/sites/default/files/styles/banner_image/public/default_images/inside-page-banner_2_1.jpg?itok=Er8q0C-3
Fellow 2009-10

Saurabh Sinha

Computer Science

The New Frontier of Genomics: Predicting Biological Function of a DNA Sequence

Genes in a cell are “switched” on or off in precise patterns that determine how the cell functions, a process known as gene regulation. Located near each gene is a segment of DNA known as a regulatory sequence that governs that particular gene. A typical regulatory sequence contains several subsegments known as binding sites, which together determine when and where the nearby gene is switched on.

Professor Sinha is combining ideas from statistical mechanics and bioinformatics to approach one of the great scientific challenges in this area: Given a particular regulatory sequence, how can we determine its exact biological function? As part of this project, he will make the first attempt to design DNA sequences that can perform specific, complex regulatory functions.

During his Center appointment, Professor Sinha will (a) model the interaction between a transcription factor (protein) and its binding site (DNA) through the energy of binding, using the bioinformatics technique of position weight matrix, (b) model the interaction between a transcription factor and the basic machinery for a gene’s regulation through an unknown energy term that will be learned from examples, and (c) model the interaction between any two transcription factors through an optional cooperative energy term that will depend on the distance between the two factors along the DNA.

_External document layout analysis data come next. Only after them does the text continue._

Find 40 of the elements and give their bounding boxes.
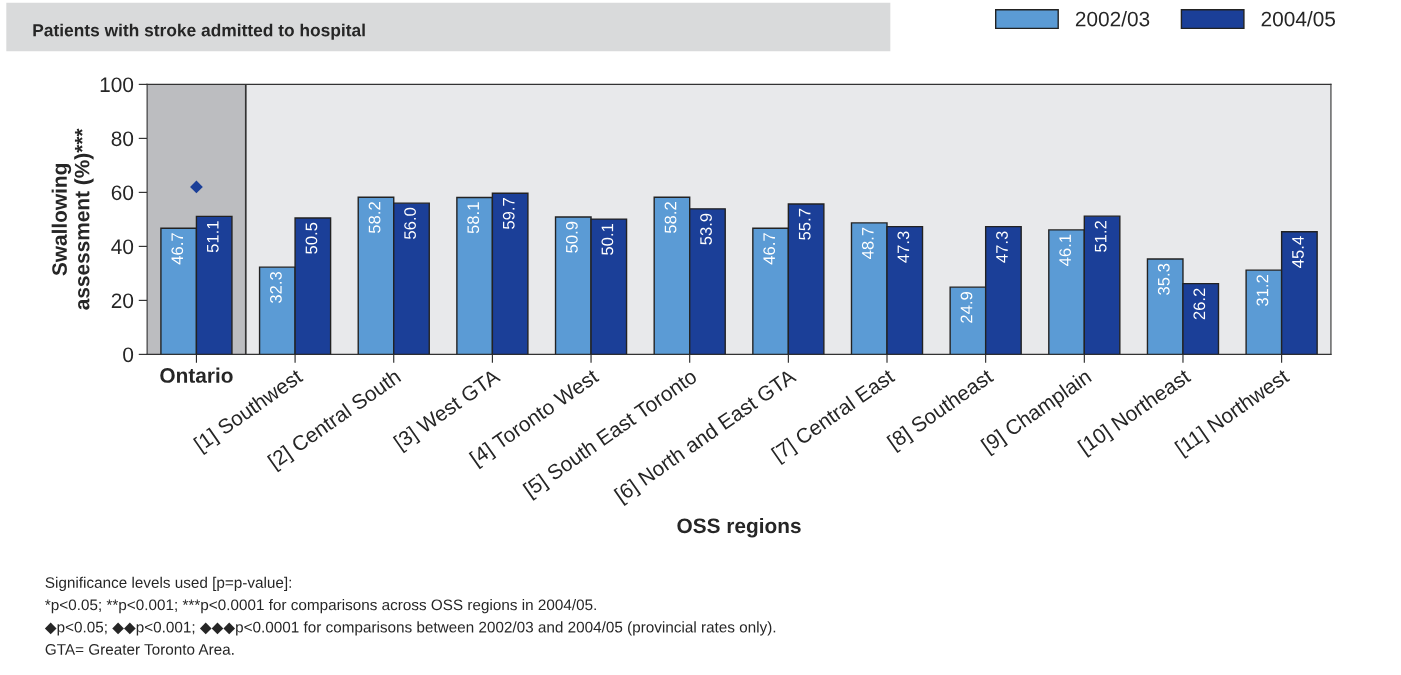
text: ◆p<0.05; ◆◆p<0.001; ◆◆◆p<0.0001 for comparisons between 2002/03 and 2004/05 (provincial rates only). bbox=[44, 621, 776, 636]
y-tick-label: 80 bbox=[111, 131, 134, 147]
text: Significance levels used [p=p-value]: bbox=[45, 576, 291, 591]
data-label: 46.1 bbox=[1059, 234, 1072, 267]
data-label: 58.2 bbox=[664, 202, 677, 234]
data-label: 53.9 bbox=[700, 213, 712, 245]
data-label: 32.3 bbox=[270, 271, 282, 304]
text: *p<0.05; **p<0.001; ***p<0.0001 for comparisons across OSS regions in 2004/05. bbox=[45, 599, 596, 614]
data-label: 35.3 bbox=[1157, 263, 1170, 295]
data-label: 46.7 bbox=[763, 233, 776, 265]
y-tick-label: 40 bbox=[111, 239, 134, 255]
annotation: ◆ bbox=[190, 180, 203, 194]
data-label: 50.1 bbox=[601, 223, 614, 255]
y-axis-title: Swallowing assessment (%)*** bbox=[51, 128, 94, 310]
data-label: 58.1 bbox=[467, 202, 480, 234]
data-label: 50.9 bbox=[565, 221, 578, 253]
y-tick-label: 100 bbox=[100, 77, 134, 93]
data-label: 55.7 bbox=[798, 208, 811, 240]
y-tick-label: 60 bbox=[111, 185, 134, 201]
data-label: 46.7 bbox=[171, 233, 184, 265]
legend-label: 2004/05 bbox=[1261, 11, 1336, 27]
y-tick-label: 20 bbox=[111, 293, 134, 309]
data-label: 45.4 bbox=[1292, 236, 1304, 268]
data-label: 56.0 bbox=[404, 207, 416, 239]
data-label: 47.3 bbox=[897, 231, 910, 263]
data-label: 50.5 bbox=[305, 222, 318, 254]
y-tick-label: 0 bbox=[123, 347, 134, 363]
data-label: 51.2 bbox=[1094, 221, 1107, 252]
data-label: 31.2 bbox=[1256, 275, 1269, 306]
data-label: 47.3 bbox=[996, 231, 1008, 263]
data-label: 48.7 bbox=[861, 227, 874, 259]
data-label: 24.9 bbox=[960, 291, 973, 323]
data-label: 26.2 bbox=[1193, 288, 1206, 320]
text: GTA= Greater Toronto Area. bbox=[45, 643, 234, 655]
data-label: 51.1 bbox=[207, 221, 219, 253]
legend-label: 2002/03 bbox=[1075, 11, 1150, 27]
x-axis-title: OSS regions bbox=[677, 517, 801, 538]
data-label: 59.7 bbox=[502, 198, 515, 229]
chart-title: Patients with stroke admitted to hospital bbox=[33, 23, 365, 40]
data-label: 58.2 bbox=[368, 202, 381, 234]
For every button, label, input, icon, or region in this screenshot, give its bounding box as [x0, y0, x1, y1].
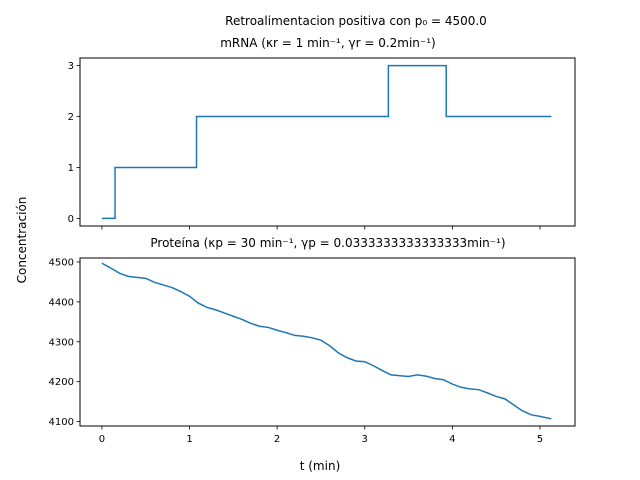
- xtick-label: 2: [274, 434, 280, 445]
- ytick-label: 0: [68, 214, 74, 225]
- ytick-label: 4500: [49, 257, 74, 268]
- subplot-mrna-xticks: [101, 226, 541, 230]
- subplot-protein-title: Proteína (κp = 30 min⁻¹, γp = 0.03333333…: [150, 236, 505, 250]
- subplot-protein-yticks: 4100 4200 4300 4400 4500: [49, 257, 80, 428]
- subplot-mrna-title: mRNA (κr = 1 min⁻¹, γr = 0.2min⁻¹): [220, 36, 436, 50]
- ytick-label: 4300: [49, 337, 74, 348]
- protein-series-line: [101, 262, 552, 420]
- subplot-mrna: mRNA (κr = 1 min⁻¹, γr = 0.2min⁻¹) 0 1 2 3: [68, 36, 576, 230]
- ytick-label: 3: [68, 61, 74, 72]
- subplot-mrna-yticks: 0 1 2 3: [68, 61, 80, 225]
- xtick-label: 4: [449, 434, 455, 445]
- figure-ylabel: Concentración: [15, 197, 29, 284]
- ytick-label: 1: [68, 163, 74, 174]
- ytick-label: 4200: [49, 377, 74, 388]
- ytick-label: 4400: [49, 297, 74, 308]
- xtick-label: 0: [99, 434, 105, 445]
- figure-suptitle: Retroalimentacion positiva con p₀ = 4500…: [225, 14, 487, 28]
- subplot-protein-xticks: 0 1 2 3 4 5: [99, 426, 543, 445]
- xtick-label: 1: [186, 434, 192, 445]
- figure-xlabel: t (min): [300, 459, 341, 473]
- xtick-label: 5: [537, 434, 543, 445]
- subplot-mrna-frame: [79, 57, 576, 227]
- subplot-protein-frame: [79, 257, 576, 427]
- ytick-label: 2: [68, 112, 74, 123]
- mrna-series-line: [101, 64, 552, 220]
- xtick-label: 3: [362, 434, 368, 445]
- subplot-protein: Proteína (κp = 30 min⁻¹, γp = 0.03333333…: [49, 236, 576, 445]
- ytick-label: 4100: [49, 417, 74, 428]
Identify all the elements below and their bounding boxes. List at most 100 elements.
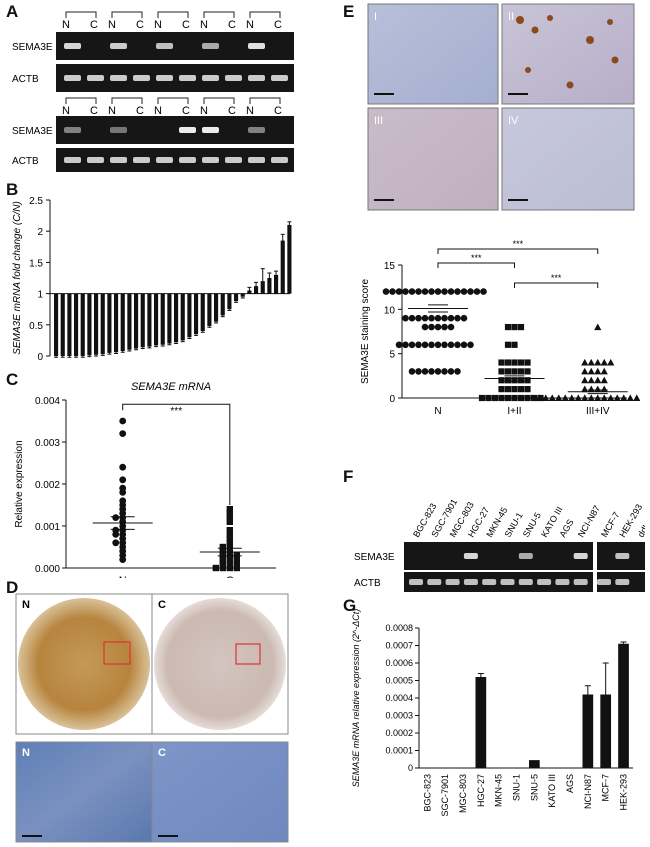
- bar: [147, 293, 152, 347]
- chart-g: 0 0.0001 0.0002 0.0003 0.0004 0.0005 0.0006 0.0…: [351, 609, 633, 817]
- data-point: [428, 288, 435, 295]
- tissue-n-zoom-box: [103, 641, 131, 665]
- data-point: [447, 341, 455, 349]
- data-point: [428, 314, 435, 322]
- ihc-label-4: IV: [508, 115, 519, 127]
- bar: [174, 293, 179, 343]
- data-point: [498, 368, 505, 375]
- gel-row-label: ACTB: [12, 156, 39, 167]
- panel-label-g: G: [343, 596, 357, 615]
- bar: [180, 293, 185, 341]
- x-tick-label: MKN-45: [494, 774, 504, 807]
- data-point: [226, 556, 233, 563]
- ihc-label-2: II: [508, 11, 514, 23]
- data-point: [491, 394, 499, 402]
- ihc-label-3: III: [374, 115, 383, 127]
- data-point: [600, 376, 608, 384]
- data-point: [434, 288, 442, 295]
- x-tick-label: SNU-5: [529, 774, 539, 801]
- data-point: [226, 535, 233, 542]
- x-category-label: N: [434, 406, 441, 417]
- data-point: [402, 314, 409, 322]
- chart-c: SEMA3E mRNA 0.000 0.001 0.002 0.003 0.004 Rela…: [14, 381, 276, 578]
- data-point: [441, 368, 448, 375]
- gel-band: [409, 579, 423, 585]
- y-tick-label: 1: [37, 290, 43, 301]
- lane-label: N: [154, 105, 162, 117]
- lane-label: C: [228, 19, 236, 31]
- data-point: [415, 341, 422, 349]
- gel-band: [156, 43, 173, 49]
- bar: [167, 293, 172, 344]
- y-axis-label: SEMA3E mRNA relative expression (2^-ΔCt): [351, 609, 361, 787]
- x-tick-label: BGC-823: [422, 774, 432, 812]
- data-point: [587, 394, 595, 401]
- lane-label: C: [90, 19, 98, 31]
- data-point: [587, 385, 595, 393]
- data-point: [504, 341, 512, 348]
- y-tick-label: 0.0001: [385, 746, 413, 756]
- data-point: [441, 314, 448, 322]
- data-point: [504, 359, 512, 366]
- bar: [54, 293, 59, 356]
- data-point: [626, 394, 634, 401]
- data-point: [219, 556, 226, 563]
- cell-line-label: NCI-N87: [576, 504, 602, 539]
- data-point: [112, 514, 120, 521]
- gel-band: [445, 579, 460, 585]
- lane-pair-bracket: [203, 11, 235, 18]
- data-point: [498, 386, 505, 393]
- bar: [220, 293, 225, 316]
- lane-label: C: [274, 105, 282, 117]
- data-point: [428, 323, 435, 331]
- y-tick-label: 0.0002: [385, 728, 413, 738]
- gel-band: [537, 579, 552, 585]
- y-tick-label: 0: [408, 763, 413, 773]
- data-point: [219, 543, 226, 551]
- ihc-image-4: [501, 107, 635, 211]
- y-tick-label: 0.000: [35, 564, 60, 575]
- bar: [120, 293, 125, 352]
- data-point: [485, 394, 492, 402]
- gel-band: [133, 157, 150, 163]
- gel-band: [573, 579, 588, 585]
- y-tick-label: 0: [389, 394, 395, 405]
- bar: [234, 293, 239, 302]
- y-tick-label: 10: [384, 305, 396, 316]
- data-point: [511, 368, 518, 375]
- panel-d-tissue: N C N C: [15, 593, 289, 843]
- data-point: [542, 394, 550, 401]
- panel-label-e: E: [343, 2, 355, 21]
- y-tick-label: 0.0004: [385, 693, 413, 703]
- ihc-image-3: [367, 107, 499, 211]
- lane-label: C: [182, 105, 190, 117]
- data-point: [535, 394, 543, 401]
- data-point: [219, 560, 226, 567]
- y-tick-label: 0.0008: [385, 623, 413, 633]
- gel-band: [110, 43, 127, 49]
- y-tick-label: 2.5: [29, 196, 43, 207]
- gel-band: [64, 127, 81, 133]
- data-point: [119, 430, 127, 437]
- gel-band: [202, 157, 219, 163]
- chart-c-plot: SEMA3E mRNA 0.000 0.001 0.002 0.003 0.004 Rela…: [14, 381, 276, 578]
- y-axis-label: SEMA3E mRNA fold change (C/N): [12, 201, 23, 355]
- y-tick-label: 5: [389, 350, 395, 361]
- cell-line-label: ddH₂O: [636, 511, 645, 539]
- data-point: [447, 368, 455, 375]
- panel-label-a: A: [6, 2, 19, 21]
- significance-label: ***: [170, 406, 182, 417]
- chart-g-plot: 0 0.0001 0.0002 0.0003 0.0004 0.0005 0.0006 0.0…: [351, 609, 633, 817]
- lane-pair-bracket: [111, 11, 143, 18]
- bar: [207, 293, 212, 327]
- bar: [87, 293, 92, 356]
- gel-row-label: ACTB: [354, 578, 381, 589]
- gel-band: [518, 553, 533, 559]
- data-point: [594, 367, 602, 375]
- y-tick-label: 15: [384, 261, 396, 272]
- gel-band: [518, 579, 533, 585]
- lane-pair-bracket: [65, 97, 97, 104]
- gel-band: [87, 75, 104, 81]
- lane-label: N: [200, 19, 208, 31]
- lane-pair-bracket: [65, 11, 97, 18]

Once the modeling is complete, Professor Sinha and his group will study two main technical issues: When multiple transcription factors together activate a gene, what is the relationship between the number of such activators and the extent of activation that takes place? and When a transcription factor represses a gene, does it do so by interacting with activators, with the basic machinery, with the DNA, or some combination of these? The research team will analyze datasets from a variety of biological systems, searching for the most informative clues related to these questions.